Fitch Ratings says in a newly published special report that emerging market (EM) banks in different regions will face divergent challenges in 2011. However, most EM bank ratings have a Stable Outlook as ratings adequately reflect current trends and risks.

Emerging market banks' growth and performance trends have diverged further in 2010, a process which was evident in 2009 and that Fitch expects to continue in 2011. Banks in much of Asia and Latin America, and Turkey, have resumed growth, having performed relatively well during the crisis. In contrast, most CEE/CIS lenders are still focused on asset quality management, and some have continued to deleverage, following the sharp deterioration in loan performance and earnings in 2009.

Accordingly, Fitch expects EM banks in different regions to face different challenges in 2011. The main task for lenders in growth markets will be to maintain satisfactory underwriting standards, in particular where interest rates remain low and risks of asset bubbles exist. However, banks in most of emerging Europe will need to stabilise and improve asset quality, strengthen domestic funding franchises and protect top line performance.

Although most emerging market banks have a Stable Outlook, some ratings could be upgraded over time as sovereign credit profiles and operating environments in individual countries gradually converge towards more developed markets. However, downgrades are also possible in both growth markets (if asset quality risks increase markedly) and markets more negatively affected by the crisis (if loan losses exceed current expectations and performance weakens further).

Fitch forecasts that nine of the 31 emerging markets covered in the report will record real credit growth of around 15% or more in 2010. The risks of credit expansion are particularly significant in China, where leverage is already high and loan growth was rapid in 2009 as well as 2010. However, risks in other growth markets are mitigated by low (in Argentina, Peru, Indonesia and Colombia) or moderate (in Brazil, Turkey, India and Qatar) leverage and generally healthy margins. In both these markets and China, risks are also reduced by favourable economic growth prospects and limited reliance on external funding.

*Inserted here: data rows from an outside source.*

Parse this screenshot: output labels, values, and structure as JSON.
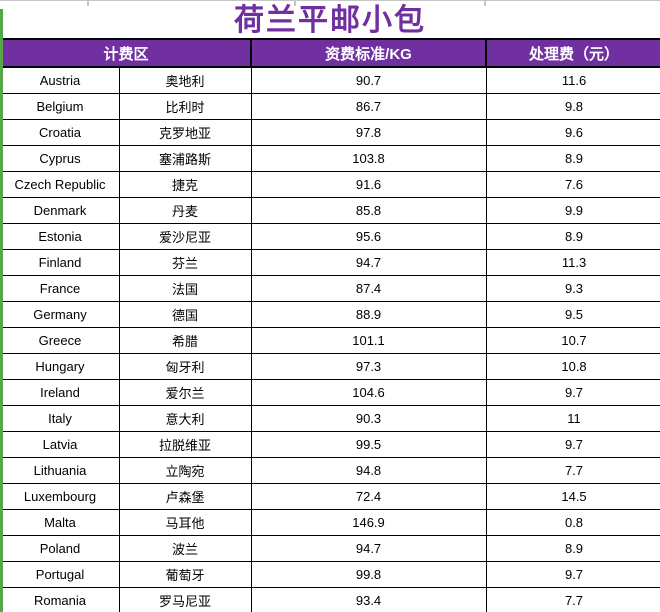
{
  "title": "荷兰平邮小包",
  "colors": {
    "header_purple": "#7030a0",
    "title_purple": "#7030a0",
    "sheet_edge_green": "#57a64a",
    "border_black": "#000000",
    "gridline_gray": "#c6c6c6"
  },
  "table": {
    "headers": {
      "zone": "计费区",
      "rate": "资费标准/KG",
      "fee": "处理费（元）"
    },
    "rows": [
      {
        "en": "Austria",
        "cn": "奥地利",
        "rate": "90.7",
        "fee": "11.6"
      },
      {
        "en": "Belgium",
        "cn": "比利时",
        "rate": "86.7",
        "fee": "9.8"
      },
      {
        "en": "Croatia",
        "cn": "克罗地亚",
        "rate": "97.8",
        "fee": "9.6"
      },
      {
        "en": "Cyprus",
        "cn": "塞浦路斯",
        "rate": "103.8",
        "fee": "8.9"
      },
      {
        "en": "Czech Republic",
        "cn": "捷克",
        "rate": "91.6",
        "fee": "7.6"
      },
      {
        "en": "Denmark",
        "cn": "丹麦",
        "rate": "85.8",
        "fee": "9.9"
      },
      {
        "en": "Estonia",
        "cn": "爱沙尼亚",
        "rate": "95.6",
        "fee": "8.9"
      },
      {
        "en": "Finland",
        "cn": "芬兰",
        "rate": "94.7",
        "fee": "11.3"
      },
      {
        "en": "France",
        "cn": "法国",
        "rate": "87.4",
        "fee": "9.3"
      },
      {
        "en": "Germany",
        "cn": "德国",
        "rate": "88.9",
        "fee": "9.5"
      },
      {
        "en": "Greece",
        "cn": "希腊",
        "rate": "101.1",
        "fee": "10.7"
      },
      {
        "en": "Hungary",
        "cn": "匈牙利",
        "rate": "97.3",
        "fee": "10.8"
      },
      {
        "en": "Ireland",
        "cn": "爱尔兰",
        "rate": "104.6",
        "fee": "9.7"
      },
      {
        "en": "Italy",
        "cn": "意大利",
        "rate": "90.3",
        "fee": "11"
      },
      {
        "en": "Latvia",
        "cn": "拉脱维亚",
        "rate": "99.5",
        "fee": "9.7"
      },
      {
        "en": "Lithuania",
        "cn": "立陶宛",
        "rate": "94.8",
        "fee": "7.7"
      },
      {
        "en": "Luxembourg",
        "cn": "卢森堡",
        "rate": "72.4",
        "fee": "14.5"
      },
      {
        "en": "Malta",
        "cn": "马耳他",
        "rate": "146.9",
        "fee": "0.8"
      },
      {
        "en": "Poland",
        "cn": "波兰",
        "rate": "94.7",
        "fee": "8.9"
      },
      {
        "en": "Portugal",
        "cn": "葡萄牙",
        "rate": "99.8",
        "fee": "9.7"
      },
      {
        "en": "Romania",
        "cn": "罗马尼亚",
        "rate": "93.4",
        "fee": "7.7"
      }
    ]
  }
}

In the CEE/CIS, asset quality remains very weak in Kazakhstan, Ukraine, Latvia and Lithuania, and a significant concern in Hungary, Romania, Bulgaria, Russia and Estonia. Pre-impairment results in some of these markets have also come under pressure as weak asset performance and deleveraging have reduced revenues. Loans/GDP and loans/deposits ratios, as well as foreign currency lending, remain high in certain markets. Recapitalisation of the Ukrainian sector has continued in 2010, and the Kazakh system's solvency has been supported by debt restructuring at three large banks.